Thousands of veterans were still returning home from the war in the Pacific in 1946. The first hour-long entertainment program premiered on TV, and future president Bill Clinton was born. That was also the last year that one of the most iconic homes in St. Anthony Park was put up for sale.
After more than 66 years, the prominent 19th-century Victorian house at 2239 Gordon Ave., the home of siblings Paul and Ann Brey, is once again for sale. The “red house on the hill” has always held a compelling attraction for me.
Growing up in St. Anthony Park meant spending as much time as possible in the shadow of the red house, kicking-about at Langford Park. And as a vestige of those times, turning 12 meant I was ready to shoulder a Pioneer Press paper delivery bag. My assigned route ran only as far south as Carter, but I frequently substituted on the adjoining route that included Gordon Avenue. I’d cheat the long walk up the hill in the front yard of the red house as best as I could, giving the paper a good final heave to launch it up as close to the front porch as possible.
Sure, I was lazy, but there was also the element of fear. This same fear also gripped my buddies and me every year during Halloween.
While our sole mission was to knock on as many doors as possible, we faithfully skipped the red house on the hill. It was always dimly lit, mysterious and just plain scary. Framed by bare and crooked autumn oak limbs, the ominous third-floor balcony evoked the image of a witch lying in wait, about to dispatch her flying monkeys as soon as we reached the door.
If only we knew. . . .
A number of years later I met and married a girl named Denise DuBruil, and it came to pass that Denise was also Paul and Ann’s niece. In the 35 years since, the red house on the hill has become an integral and treasured part of our lives.
In 1887 the property was purchased by Sarah and Isaac Cheney and they completed the home in 1891 following three years of construction. A millstone left behind by subsequent owners, members of the Washburn family, still adorns the backyard, a 1920s-era relic of the old Washburn-Crosby Mills, forerunner to General Mills.
The home was also owned for a time by John Rockwell, a former high-level official with the Minnesota Department of Education. The story is told that Rockwell ultimately lost his position because he protected several of his employees by not disclosing his prior knowledge that the employees dared to support a truckers strike in the 1930s.
Elizabeth Brey, Paul and Ann’s mother, purchased the home and the two adjacent lots in 1946. Elizabeth had just lost her husband, Frank, to cancer. She was one of the earliest graduates from a professional nursing program in Minnesota and needed gainful employment to support her family. With six children to care for, her arrival in St. Paul from the small farming community of Wabasso, Minn., was a move of necessity.
Frank Brey was a 1910 graduate of the University of Minnesota medical school and was a pioneer in the practice of medicine. His life’s work is featured in the book Country Doctor and City Doctor: Father and Daughter, written and published in 2006 by Paul and Ann’s sister, Theresa Brey Haddy.
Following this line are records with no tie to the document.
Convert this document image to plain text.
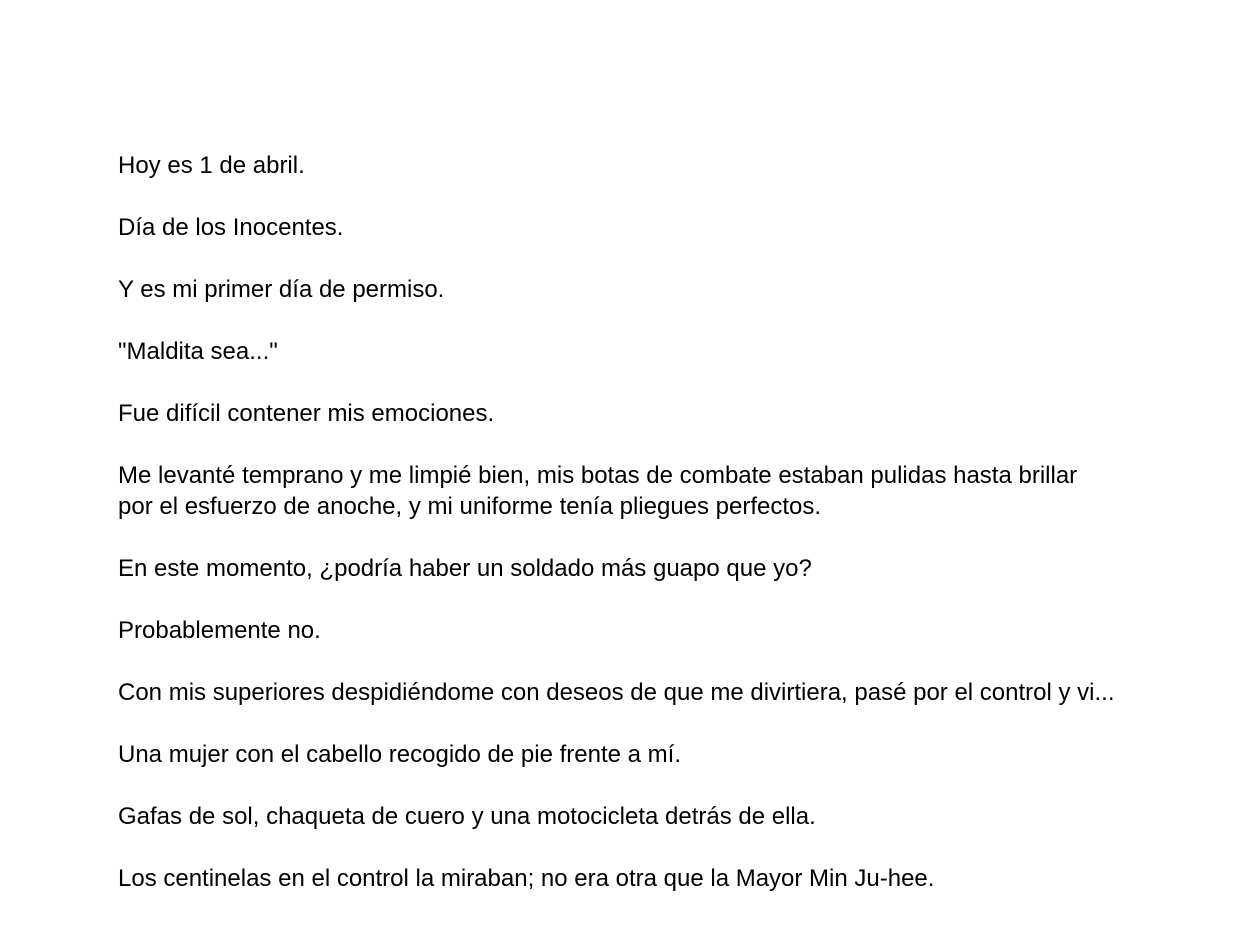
Hoy es 1 de abril.

Día de los Inocentes.

Y es mi primer día de permiso.

"Maldita sea..."

Fue difícil contener mis emociones.

Me levanté temprano y me limpié bien, mis botas de combate estaban pulidas hasta brillar por el esfuerzo de anoche, y mi uniforme tenía pliegues perfectos.

En este momento, ¿podría haber un soldado más guapo que yo?

Probablemente no.

Con mis superiores despidiéndome con deseos de que me divirtiera, pasé por el control y vi...

Una mujer con el cabello recogido de pie frente a mí.

Gafas de sol, chaqueta de cuero y una motocicleta detrás de ella.

Los centinelas en el control la miraban; no era otra que la Mayor Min Ju-hee.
Theresa, also a physician, told nieces and nephews for decades that there was a real human skeleton in the second floor of the original carriage barn, now a garage in the backyard. This legend seemed a useful ruse to keep kids away from all the stuff stored in the attic. But the legend was revealed as fact about 10 years ago when it was decided that the skeleton, an authentic teaching specimen given to her by an anatomy professor, required a final and legally proper disposition.
In all, after more than 120 years, the red house has been home to only five owners. For the past seven decades Paul and Ann have been active in the local community. Ann’s cascading front-yard gardens are well-known and have been part of past home garden tours. Poster children for the Greatest Generation, Ann and Paul are among the kindest and most generous people with whom one could ever be acquainted.
Even dating to their earliest years in St. Anthony Park, their house has been a temporary home for many local and visiting university students, leading to lifelong friendships stretching as far away as Spain and Korea. All that is the essence of family virtues, generosity, kindness and love has been nurtured within the walls of the red house on hill.
So much for the youthful notion of witches looming behind the balcony. It is sad to see our family’s presence in this special house about to come to pass after so many years. Denise’s earliest memories, and those of our five now-grown children, were the adventures of playing in the attic. Ann and Paul remain in good health.
Those with deep roots in St. Anthony Park understand that continuity and longevity are essential parts of the fabric of a strong neighborhood. The cherished memories of this house will be with my family forever.
But in all honesty, “Uncle” Paul’s generosity is not without fault. He has always been predisposed to over-serving the few who dared to knock on his door on Halloween.
If we only knew.
Philip McDonald grew up in St. Anthony Park and graduated from Murray High School, where he met his wife, Denise. They live in Roseville.